For the most recent vehicle data based on 2008 to 2010 model year products, data showed that the Scion tC topped the list as the highest overall insurance loss. As an import sports vehicle, the Scion tC caters to younger, riskier group of drivers therefore leading to worse than average insurance loss. In addition, being a Japanese-built vehicle, the collision insurance costs would be understandably high for North American drivers. Since introduction, the Scion tC has been a rated in the overall top-five of the vehicle insurance loss list.
Other vehicles found on the highest insurance loss list between the 2008 and 2010 model years involves a mix of everyday, Luxury and performance. Below the Scion tC coupe on the IIHS list is the long wheelbase variant of the Mercedes Benz S-Class sedan, Mitsubishi Lancer (not specifically the Evolution model) and the Chevrolet Cobalt. While the Cobalt’s appearance on the list could also be cited for sizeable production numbers, the compact Chevrolet joins six of the top-ten highest loss vehicles targeted for the youth market.
On the other side of the insurance data, some of the lowest loss vehicles Subaru Outback wagon, Honda CR-V and the Ford F-150. While the presence a two-door sport compact car at the top of the IIHS list of highest insurance losses is not a surprise, two popular sports cars make an amusing stand on the lowest insurance loss chart. The Chevrolet Corvette and the Mazda MX-5 Miata present lower than average insurance loss data. Topping the list on the lowest insurance loss chart is the Smart ForTwo. From the collection of automobile types assembled on the lowest insurance loss list, it could be assumed sport cars like the Corvette and MX-5 Miata are driven with more care.
When identifying individual vehicles, the insurance loss data displays some interesting observations among vehicle categories.

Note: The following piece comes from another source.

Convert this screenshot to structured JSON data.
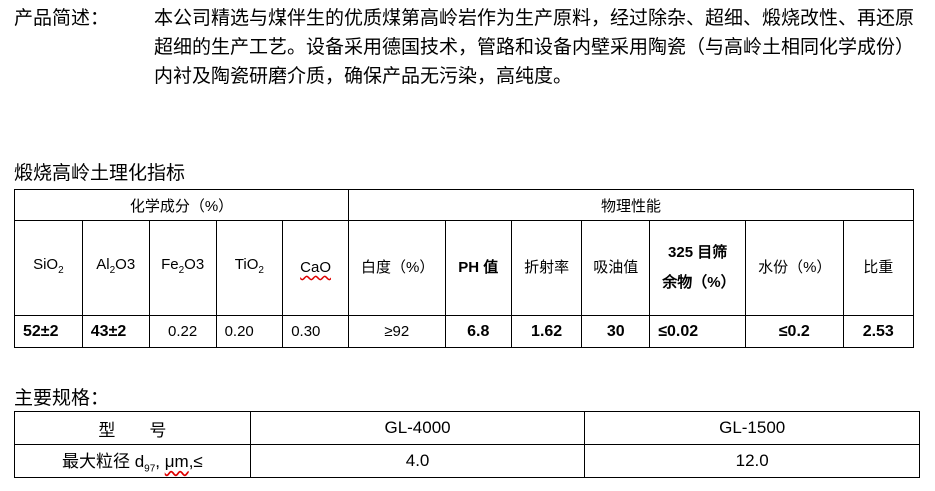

While the insurance loss numbers constructed by the IIHS and the HLDI reveals that many mid-sized sedans are less risky than smaller vehicles, there are several exceptions. For example, the Smart ForTwo, MINI Cooper Clubman and Volkswagen New Beetle all overcome the small car stigma to have lower insurance loss numbers. Perhaps reinforcing the sense many American automobile buyers maintained over the last decade, sport utility and crossover vehicles were rated favourably for insurance loss. Every SUV and crossover vehicle built from 2008 to 2010 model year achieved either average or under the auto insurance industry’s average for loss.
Blind to gender, driving experience or even location in the United States, vehicle insurance loss information collected by the IIHS and HLDI will definitely influence your next auto quote for a late model automobile.